To make things clearer: delete the button group and rename 64 into button.
- Close all: Answer YES to save the modifications.
- Optionally, you can repeat the same operation for the other run, AEF#02. But we will not use the "button" markers in the analysis, so it is not very useful.
- Note that these events will have delay #3 (when compared to MEG/EEG) since they are recorded on a digital channel.
Another example: visual experiments
We have discussed here how we could compensate for the delays introduced in an auditory experiment using a copy of the audio signal saved in the recordings. A similar approach can be used for other types of experiments. Another typical example is the use a photodiode in visual experiments.
When sending images to the subject using a screen or a projector, we usually have jittered delays coming from the stimulation computer (software and hardware) and due to the refresh rate of the device. These delays are difficult to account for in the analysis.
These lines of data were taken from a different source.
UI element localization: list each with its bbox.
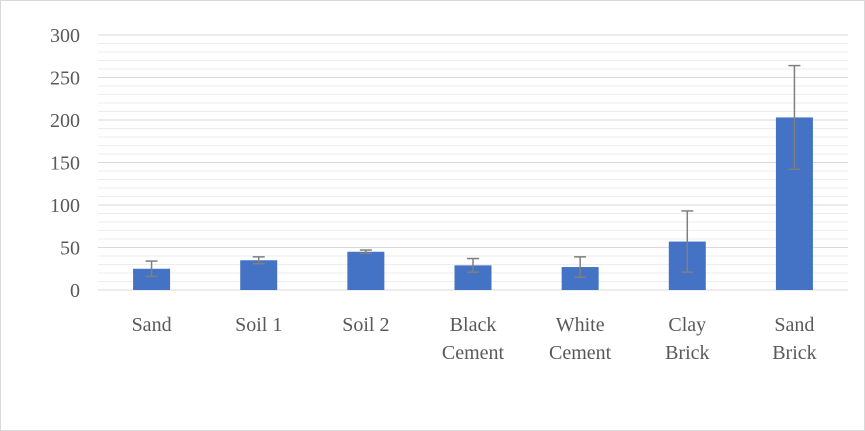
x-category-label: Soil 2 bbox=[342, 314, 389, 336]
x-category-label: Clay bbox=[668, 314, 706, 336]
x-category-label: Sand bbox=[132, 314, 172, 336]
y-tick-label: 300 bbox=[50, 25, 80, 47]
x-category-label: Brick bbox=[772, 342, 816, 364]
y-tick-label: 0 bbox=[70, 280, 80, 302]
y-tick-label: 50 bbox=[60, 238, 80, 260]
bars bbox=[133, 117, 813, 290]
bar bbox=[133, 268, 171, 290]
bar bbox=[561, 267, 599, 290]
y-tick-label: 100 bbox=[50, 195, 80, 217]
gridlines bbox=[98, 34, 848, 291]
bar bbox=[240, 260, 278, 290]
x-category-label: Sand bbox=[774, 314, 814, 336]
y-tick-label: 250 bbox=[50, 68, 80, 90]
x-axis-category-labels: Sand Soil 1 Soil 2 Black Cement White Cement Cl… bbox=[132, 314, 817, 364]
error-bars bbox=[145, 64, 801, 278]
x-category-label: White bbox=[556, 314, 605, 336]
y-axis-tick-labels: 0 50 100 150 200 250 300 bbox=[50, 25, 80, 302]
y-tick-label: 200 bbox=[50, 110, 80, 132]
x-category-label: Cement bbox=[549, 342, 612, 364]
x-category-label: Black bbox=[450, 314, 497, 336]
x-category-label: Soil 1 bbox=[235, 314, 282, 336]
bar bbox=[347, 251, 385, 290]
y-tick-label: 150 bbox=[50, 153, 80, 175]
x-category-label: Cement bbox=[442, 342, 505, 364]
x-category-label: Brick bbox=[665, 342, 709, 364]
To detect accurately when the stimulus is presented to the subject, we can place a photodiode in the MEG room. The diode produce a change in voltage when presented with a change in light input, for example black to white on the screen. This is typically managed with a small square of light in the corner of the stimulus screen - turning white when the stimulus appears on the screen and then black at all other times. The signal coming from this photodiode can be recorded together with the MEG/EEG signals, just like we did here for the audio signal. Depending on the photodiode, it is recommended to use a pull-up resistor when recording the signal. Then we can detect the triggers on the photodiode output channel using the menu "detect analog triggers", including the use of the 'Remove DC offset' option.